尚、用法は添付文書より、同効薬は、薬剤師監修のもとで作成しております。
※薬剤情報の(適外/適内/⽤量内/⽤量外/㊜)等の表記は、エルゼビアジャパン編集部によって記載日時にレセプトチェックソフトなどで確認し作成しております。ただし、これらの記載は、実際の保険適用の査定において保険適用及び保険適用外と判断されることを保証するものではありません。また、検査薬、輸液、血液製剤、全身麻酔薬、抗癌剤等の薬剤は保険適用の記載の一部を割愛させていただいています。
(詳細はこちらを参照)
著者のCOI(Conflicts of Interest)開示:
石龍鉄樹 : 奨学(奨励)寄付など(参天製薬)[2021年]
監修:沖波聡 : 特に申告事項無し[2021年]

病態・疫学・診察

疾患情報  
  1. 中心性漿液性脈絡網膜症(CSC)は、classic CSCとchronic CSCに分類される。
  1. 一般的には6カ月以上続く漿液性網膜剥離がある例や再発症例をchronic CSCとするが、研究者によっては定義が異なることがあるので注意を要する。
  1. Classic CSCは、中心窩またはその近傍の類円形の漿液性網膜剥離が特徴で、網膜色素上皮障害を認めることがある。自然治癒することが多いが、遷延化する症例がある。慢性例では漿液性網膜剥離の形状はさまざまで、広範囲に網膜色素上皮障害がみられ、遷延化、再発をくり返すと網膜の萎縮がみられるようになる。
  1. 漿液性網膜剥離の遷延、再発により網膜色素上皮障害が広範囲に及んでいる例をびまん性網膜色素上皮症(diffuse retinal pigment epitheliopathy、DRPE)と呼ぶ。

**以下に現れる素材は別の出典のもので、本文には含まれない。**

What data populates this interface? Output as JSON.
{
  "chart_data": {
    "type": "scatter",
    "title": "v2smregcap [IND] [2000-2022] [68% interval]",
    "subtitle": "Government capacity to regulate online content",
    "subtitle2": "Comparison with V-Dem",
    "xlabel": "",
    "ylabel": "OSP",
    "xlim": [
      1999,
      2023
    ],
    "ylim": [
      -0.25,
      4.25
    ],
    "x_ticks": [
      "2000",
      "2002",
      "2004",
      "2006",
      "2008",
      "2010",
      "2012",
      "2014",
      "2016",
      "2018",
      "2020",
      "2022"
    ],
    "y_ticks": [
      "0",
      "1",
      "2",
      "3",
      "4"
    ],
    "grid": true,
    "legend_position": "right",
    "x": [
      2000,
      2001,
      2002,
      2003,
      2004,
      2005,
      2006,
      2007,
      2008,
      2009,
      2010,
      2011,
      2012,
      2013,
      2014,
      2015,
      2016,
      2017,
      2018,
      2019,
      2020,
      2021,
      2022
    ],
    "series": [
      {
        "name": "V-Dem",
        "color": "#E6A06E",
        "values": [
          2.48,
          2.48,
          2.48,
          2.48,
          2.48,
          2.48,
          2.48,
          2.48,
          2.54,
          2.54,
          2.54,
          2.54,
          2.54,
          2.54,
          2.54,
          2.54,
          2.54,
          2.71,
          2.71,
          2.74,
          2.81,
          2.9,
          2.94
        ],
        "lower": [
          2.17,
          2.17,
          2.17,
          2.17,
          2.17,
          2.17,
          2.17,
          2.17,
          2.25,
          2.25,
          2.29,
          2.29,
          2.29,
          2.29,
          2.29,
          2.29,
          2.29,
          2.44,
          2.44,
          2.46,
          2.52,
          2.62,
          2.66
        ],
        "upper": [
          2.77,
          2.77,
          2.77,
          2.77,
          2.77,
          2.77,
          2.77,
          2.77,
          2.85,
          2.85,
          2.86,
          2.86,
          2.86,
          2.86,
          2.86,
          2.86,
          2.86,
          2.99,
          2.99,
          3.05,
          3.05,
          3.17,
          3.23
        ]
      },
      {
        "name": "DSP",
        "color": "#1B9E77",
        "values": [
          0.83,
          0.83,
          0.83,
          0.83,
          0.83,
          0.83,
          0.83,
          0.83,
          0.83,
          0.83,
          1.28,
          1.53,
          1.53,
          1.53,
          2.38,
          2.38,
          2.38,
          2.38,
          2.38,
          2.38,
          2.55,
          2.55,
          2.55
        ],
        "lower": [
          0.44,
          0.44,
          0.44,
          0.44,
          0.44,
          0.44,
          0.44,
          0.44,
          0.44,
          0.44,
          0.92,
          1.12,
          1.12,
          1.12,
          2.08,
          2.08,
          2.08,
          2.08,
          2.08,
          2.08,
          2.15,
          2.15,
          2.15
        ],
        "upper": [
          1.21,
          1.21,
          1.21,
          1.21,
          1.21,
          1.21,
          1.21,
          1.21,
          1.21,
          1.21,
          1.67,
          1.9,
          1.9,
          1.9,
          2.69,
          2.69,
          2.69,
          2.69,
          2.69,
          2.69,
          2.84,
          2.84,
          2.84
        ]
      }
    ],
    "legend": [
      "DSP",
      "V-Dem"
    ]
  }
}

  1. 原因は不明であるが、インドシアニングリーン蛍光眼底造影による脈絡膜充盈遅延、異常組織染、脈絡膜中大血管の拡張、光干渉断層計(OCT)での観察での脈絡膜肥厚から、何らかの脈絡膜循環障害による組織間液の貯留が原因であると推定されている。
  1. アジア人、中高年男性、ステロイド薬使用、精神的ストレス、妊娠などが発症に関与するといわれている。
  1. 再発が多く1年まで30%~50%が再発する。
問診・診察のポイント  
  1. 中年男性に多く発症するといわれているが、高齢者、女性にもみられることも少なくない。高齢者では滲出型加齢黄斑変性との鑑別が大切である。